2. The metering valve according to claim 1, wherein said upper edge of said chamber insert extends radially inwards by a upper flange which increases the contact surface with said valve stem seal, said contact surface always being the same, whatever the width of said cylindrical wall.

3. The metering valve according to claim 1, wherein said lower edge of said chamber insert extends radially inwards by a lower flange which increases the contact surface with said chamber seal, said contact surface always being the same, whatever the width of said cylindrical wall.

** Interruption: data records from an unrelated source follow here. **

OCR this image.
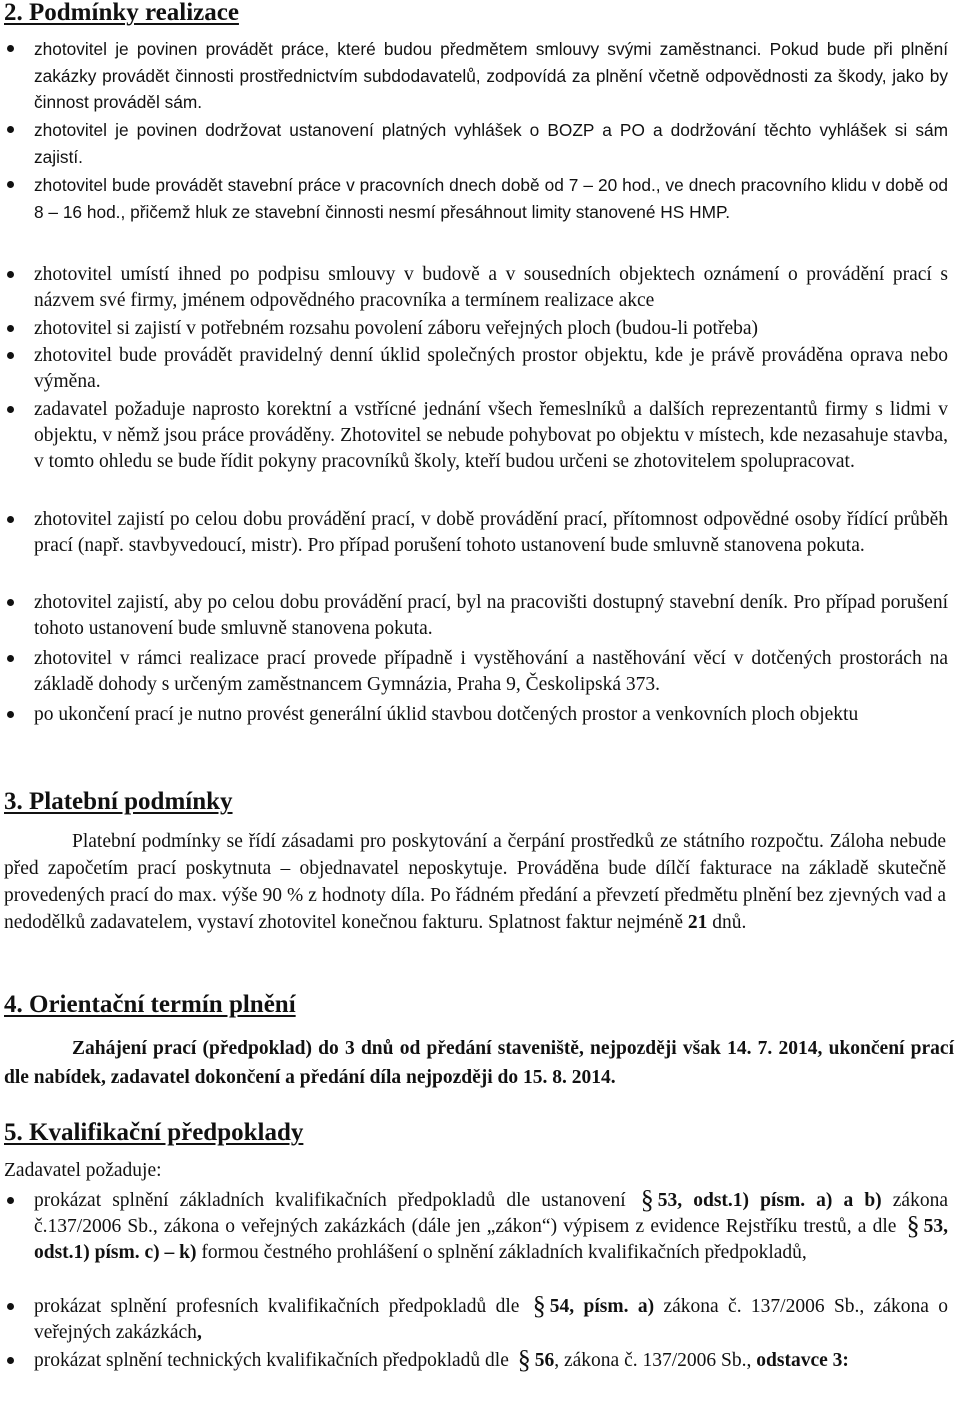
2. Podmínky realizace
zhotovitel je povinen provádět práce, které budou předmětem smlouvy svými zaměstnanci. Pokud bude při plnění zakázky provádět činnosti prostřednictvím subdodavatelů, zodpovídá za plnění včetně odpovědnosti za škody, jako by činnost prováděl sám.
zhotovitel je povinen dodržovat ustanovení platných vyhlášek o BOZP a PO a dodržování těchto vyhlášek si sám zajistí.
zhotovitel bude provádět stavební práce v pracovních dnech době od 7 – 20 hod., ve dnech pracovního klidu v době od 8 – 16 hod., přičemž hluk ze stavební činnosti nesmí přesáhnout limity stanovené HS HMP.
zhotovitel umístí ihned po podpisu smlouvy v budově a v sousedních objektech oznámení o provádění prací s názvem své firmy, jménem odpovědného pracovníka a termínem realizace akce
zhotovitel si zajistí v potřebném rozsahu povolení záboru veřejných ploch (budou-li potřeba)
zhotovitel bude provádět pravidelný denní úklid společných prostor objektu, kde je právě prováděna oprava nebo výměna.
zadavatel požaduje naprosto korektní a vstřícné jednání všech řemeslníků a dalších reprezentantů firmy s lidmi v objektu, v němž jsou práce prováděny. Zhotovitel se nebude pohybovat po objektu v místech, kde nezasahuje stavba, v tomto ohledu se bude řídit pokyny pracovníků školy, kteří budou určeni se zhotovitelem spolupracovat.
zhotovitel zajistí po celou dobu provádění prací, v době provádění prací, přítomnost odpovědné osoby řídící průběh prací (např. stavbyvedoucí, mistr). Pro případ porušení tohoto ustanovení bude smluvně stanovena pokuta.
zhotovitel zajistí, aby po celou dobu provádění prací, byl na pracovišti dostupný stavební deník. Pro případ porušení tohoto ustanovení bude smluvně stanovena pokuta.
zhotovitel v rámci realizace prací provede případně i vystěhování a nastěhování věcí v dotčených prostorách na základě dohody s určeným zaměstnancem Gymnázia, Praha 9, Českolipská 373.
po ukončení prací je nutno provést generální úklid stavbou dotčených prostor a venkovních ploch objektu
3. Platební podmínky

Platební podmínky se řídí zásadami pro poskytování a čerpání prostředků ze státního rozpočtu. Záloha nebude před započetím prací poskytnuta – objednavatel neposkytuje. Prováděna bude dílčí fakturace na základě skutečně provedených prací do max. výše 90 % z hodnoty díla. Po řádném předání a převzetí předmětu plnění bez zjevných vad a nedodělků zadavatelem, vystaví zhotovitel konečnou fakturu. Splatnost faktur nejméně 21 dnů.

4. Orientační termín plnění

Zahájení prací (předpoklad) do 3 dnů od předání staveniště, nejpozději však 14. 7. 2014, ukončení prací dle nabídek, zadavatel dokončení a předání díla nejpozději do 15. 8. 2014.

5. Kvalifikační předpoklady

Zadavatel požaduje:

prokázat splnění základních kvalifikačních předpokladů dle ustanovení § 53, odst.1) písm. a) a b) zákona č.137/2006 Sb., zákona o veřejných zakázkách (dále jen „zákon“) výpisem z evidence Rejstříku trestů, a dle § 53, odst.1) písm. c) – k) formou čestného prohlášení o splnění základních kvalifikačních předpokladů,
prokázat splnění profesních kvalifikačních předpokladů dle § 54, písm. a) zákona č. 137/2006 Sb., zákona o veřejných zakázkách,
prokázat splnění technických kvalifikačních předpokladů dle § 56, zákona č. 137/2006 Sb., odstavce 3:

4. The metering valve according to claim 1, wherein the volume of said metering chamber is modifiable between 25 and 100 μl, without modification of said valve body, by adapting the thickness of said cylindrical wall and/or the number, shape and/or dimensions of said openings.

5. The metering valve according to claim 1, wherein said cylindrical wall of said chamber insert comprises a single opening.

6. The metering valve according to claim 1, wherein said cylindrical wall of said chamber insert comprises two diametrically opposed openings..

7. The metering valve according to claim 1, wherein said cylindrical wall of said chamber insert comprises a plurality of openings distributed over the periphery of said cylindrical wall.

8. Device-A device for dispensing a fluid product, characterised in that it comprises a metering valve according to claim 1, said valve being mounted on a reservoir containing the fluid product and a propellant.

9. The device according to the 8 claims, wherein said propellant comprises HFA gases, such as HFA a and/or HFA-227 and/or HFA-152a.

10. The device according to claim 8, wherein said propellant comprises HFO1234ze.